For comparison, the earlier 25,000-game runs were:
Code: Select all
Rank Name Elo + - games score oppo. draws
1 Glaurung 2-epsilon/5 123 8 8 5120 66% 2 15%
2 Fruit 2.1 38 8 7 5119 55% 2 19%
3 opponent-21.7 28 7 7 5119 54% 2 34%
4 Crafty-22.2 2 4 4 25597 50% 0 19%
5 Glaurung 1.1 SMP 2 8 8 5120 50% 2 14%
6 Arasan 10.0 -193 8 9 5119 26% 2 15%
Rank Name Elo + - games score oppo. draws
1 Glaurung 2-epsilon/5 118 8 8 5120 67% -19 13%
2 Fruit 2.1 42 8 8 5120 58% -19 17%
3 opponent-21.7 32 7 7 5115 58% -19 36%
4 Glaurung 1.1 SMP 20 8 8 5120 55% -19 12%
5 Crafty-22.2 -19 4 4 25595 47% 4 19%
6 Arasan 10.0 -193 8 8 5120 28% -19 16%
If we compare the new result to that of the old second run, we get:
Code: Select all
Rank Name Elo + - 2nd diff
1 Glaurung 2-epsilon/5 108 7 7 118 +10
2 Fruit 2.1 62 7 6 42 -20
3 opponent-21.7 25 6 6 +32 +7
4 Glaurung 1.1 SMP 10 6 6 +20 +10
5 Crafty-22.2 -21 4 4 -19 +2
6 Arasan 10.0 -185 7 7 -193 -8
We see that the differences, listed in the last column, are not far from sqrt(2) = 1.41 times the uncertainties quoted by BayesElo.

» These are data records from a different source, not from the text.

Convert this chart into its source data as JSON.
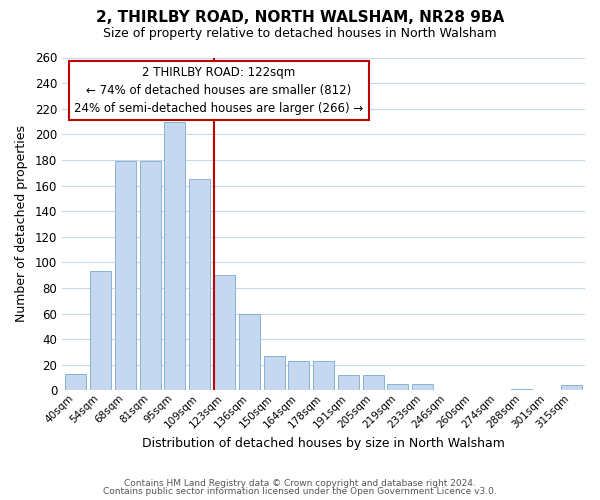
{
  "title": "2, THIRLBY ROAD, NORTH WALSHAM, NR28 9BA",
  "subtitle": "Size of property relative to detached houses in North Walsham",
  "xlabel": "Distribution of detached houses by size in North Walsham",
  "ylabel": "Number of detached properties",
  "footer_line1": "Contains HM Land Registry data © Crown copyright and database right 2024.",
  "footer_line2": "Contains public sector information licensed under the Open Government Licence v3.0.",
  "bar_labels": [
    "40sqm",
    "54sqm",
    "68sqm",
    "81sqm",
    "95sqm",
    "109sqm",
    "123sqm",
    "136sqm",
    "150sqm",
    "164sqm",
    "178sqm",
    "191sqm",
    "205sqm",
    "219sqm",
    "233sqm",
    "246sqm",
    "260sqm",
    "274sqm",
    "288sqm",
    "301sqm",
    "315sqm"
  ],
  "bar_values": [
    13,
    93,
    179,
    179,
    210,
    165,
    90,
    60,
    27,
    23,
    23,
    12,
    12,
    5,
    5,
    0,
    0,
    0,
    1,
    0,
    4
  ],
  "bar_color": "#c5d8f0",
  "bar_edge_color": "#7aaad0",
  "highlight_color": "#c00000",
  "highlight_bar_index": 6,
  "annotation_title": "2 THIRLBY ROAD: 122sqm",
  "annotation_line1": "← 74% of detached houses are smaller (812)",
  "annotation_line2": "24% of semi-detached houses are larger (266) →",
  "ylim": [
    0,
    260
  ],
  "yticks": [
    0,
    20,
    40,
    60,
    80,
    100,
    120,
    140,
    160,
    180,
    200,
    220,
    240,
    260
  ],
  "background_color": "#ffffff",
  "grid_color": "#c8d8ec",
  "annotation_box_color": "#ffffff",
  "annotation_box_edge": "#c00000",
  "red_line_bar_index": 6
}
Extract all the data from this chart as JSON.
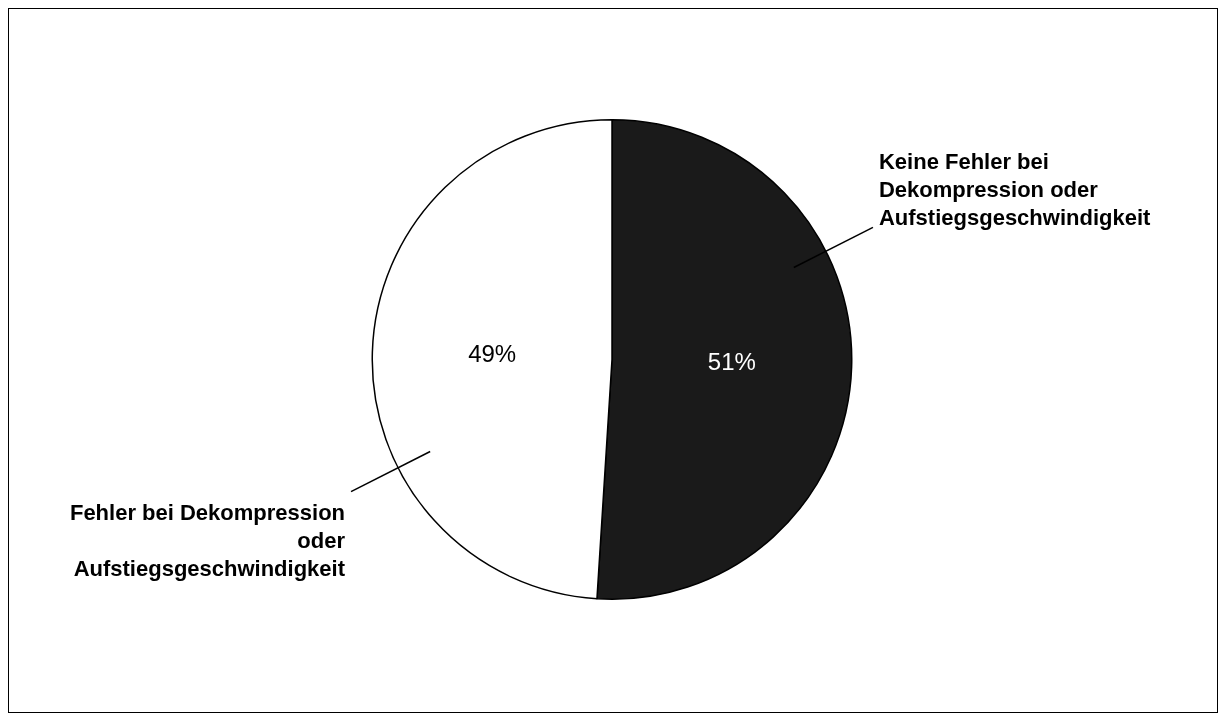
{
  "chart_data": {
    "type": "pie",
    "categories": [
      "Keine Fehler bei Dekompression oder Aufstiegsgeschwindigkeit",
      "Fehler bei Dekompression oder Aufstiegsgeschwindigkeit"
    ],
    "values": [
      51,
      49
    ],
    "value_labels": [
      "51%",
      "49%"
    ],
    "colors": [
      "#1a1a1a",
      "#ffffff"
    ],
    "legend": false
  }
}
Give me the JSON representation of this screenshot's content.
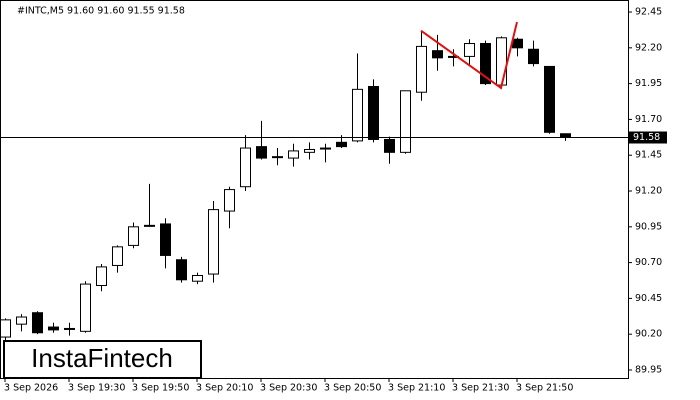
{
  "chart_data": {
    "type": "candlestick",
    "title": "#INTC,M5  91.60 91.60 91.55 91.58",
    "watermark": "InstaFintech",
    "categories": [
      "3 Sep 2026",
      null,
      null,
      null,
      "3 Sep 19:30",
      null,
      null,
      null,
      "3 Sep 19:50",
      null,
      null,
      null,
      "3 Sep 20:10",
      null,
      null,
      null,
      "3 Sep 20:30",
      null,
      null,
      null,
      "3 Sep 20:50",
      null,
      null,
      null,
      "3 Sep 21:10",
      null,
      null,
      null,
      "3 Sep 21:30",
      null,
      null,
      null,
      "3 Sep 21:50",
      null,
      null,
      null
    ],
    "open": [
      90.18,
      90.27,
      90.35,
      90.25,
      90.24,
      90.22,
      90.54,
      90.68,
      90.82,
      90.96,
      90.97,
      90.72,
      90.57,
      90.62,
      91.06,
      91.23,
      91.51,
      91.44,
      91.43,
      91.47,
      91.5,
      91.54,
      91.55,
      91.93,
      91.56,
      91.47,
      91.89,
      92.18,
      92.14,
      92.14,
      92.23,
      91.94,
      92.26,
      92.19,
      92.07,
      91.6
    ],
    "high": [
      90.31,
      90.34,
      90.36,
      90.28,
      90.28,
      90.57,
      90.69,
      90.82,
      90.98,
      91.25,
      91.01,
      90.74,
      90.63,
      91.13,
      91.23,
      91.59,
      91.69,
      91.5,
      91.53,
      91.54,
      91.53,
      91.59,
      92.16,
      91.98,
      91.58,
      91.9,
      92.31,
      92.29,
      92.19,
      92.26,
      92.25,
      92.28,
      92.27,
      92.25,
      92.07,
      91.6
    ],
    "low": [
      90.15,
      90.22,
      90.2,
      90.21,
      90.19,
      90.21,
      90.5,
      90.63,
      90.8,
      90.95,
      90.66,
      90.56,
      90.55,
      90.56,
      90.94,
      91.2,
      91.42,
      91.38,
      91.37,
      91.42,
      91.4,
      91.5,
      91.54,
      91.54,
      91.39,
      91.46,
      91.83,
      92.04,
      92.07,
      92.08,
      91.94,
      91.92,
      92.14,
      92.07,
      91.6,
      91.55
    ],
    "close": [
      90.3,
      90.32,
      90.21,
      90.23,
      90.24,
      90.55,
      90.67,
      90.81,
      90.95,
      90.96,
      90.75,
      90.58,
      90.61,
      91.07,
      91.21,
      91.5,
      91.43,
      91.44,
      91.48,
      91.49,
      91.5,
      91.51,
      91.91,
      91.56,
      91.47,
      91.9,
      92.21,
      92.13,
      92.14,
      92.23,
      91.95,
      92.27,
      92.2,
      92.09,
      91.61,
      91.58
    ],
    "up_color": "#ffffff",
    "down_color": "#000000",
    "current_price": 91.58,
    "pattern": {
      "color": "#e01010",
      "x": [
        26,
        31,
        32
      ],
      "values": [
        92.32,
        91.92,
        92.38
      ]
    },
    "ylim": [
      89.894,
      92.534
    ],
    "yticks": [
      92.45,
      {
        "value": 92.2,
        "label": "92.20"
      },
      91.95,
      {
        "value": 91.7,
        "label": "91.70"
      },
      91.45,
      {
        "value": 91.2,
        "label": "91.20"
      },
      90.95,
      {
        "value": 90.7,
        "label": "90.70"
      },
      90.45,
      {
        "value": 90.2,
        "label": "90.20"
      },
      89.95
    ]
  }
}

The standard deviation of the differences between the run of the 5 Crafty opponents is sqrt((100+400+49+100+64)/5) ~12.
This is about twice of what is expected (as the quoted BayesElo uncertainties are 95% confidence intervals, i.e. ~2 sigma). The main contribution to this variance is due to Fruit 2.1.
The first of the two old runs is way off.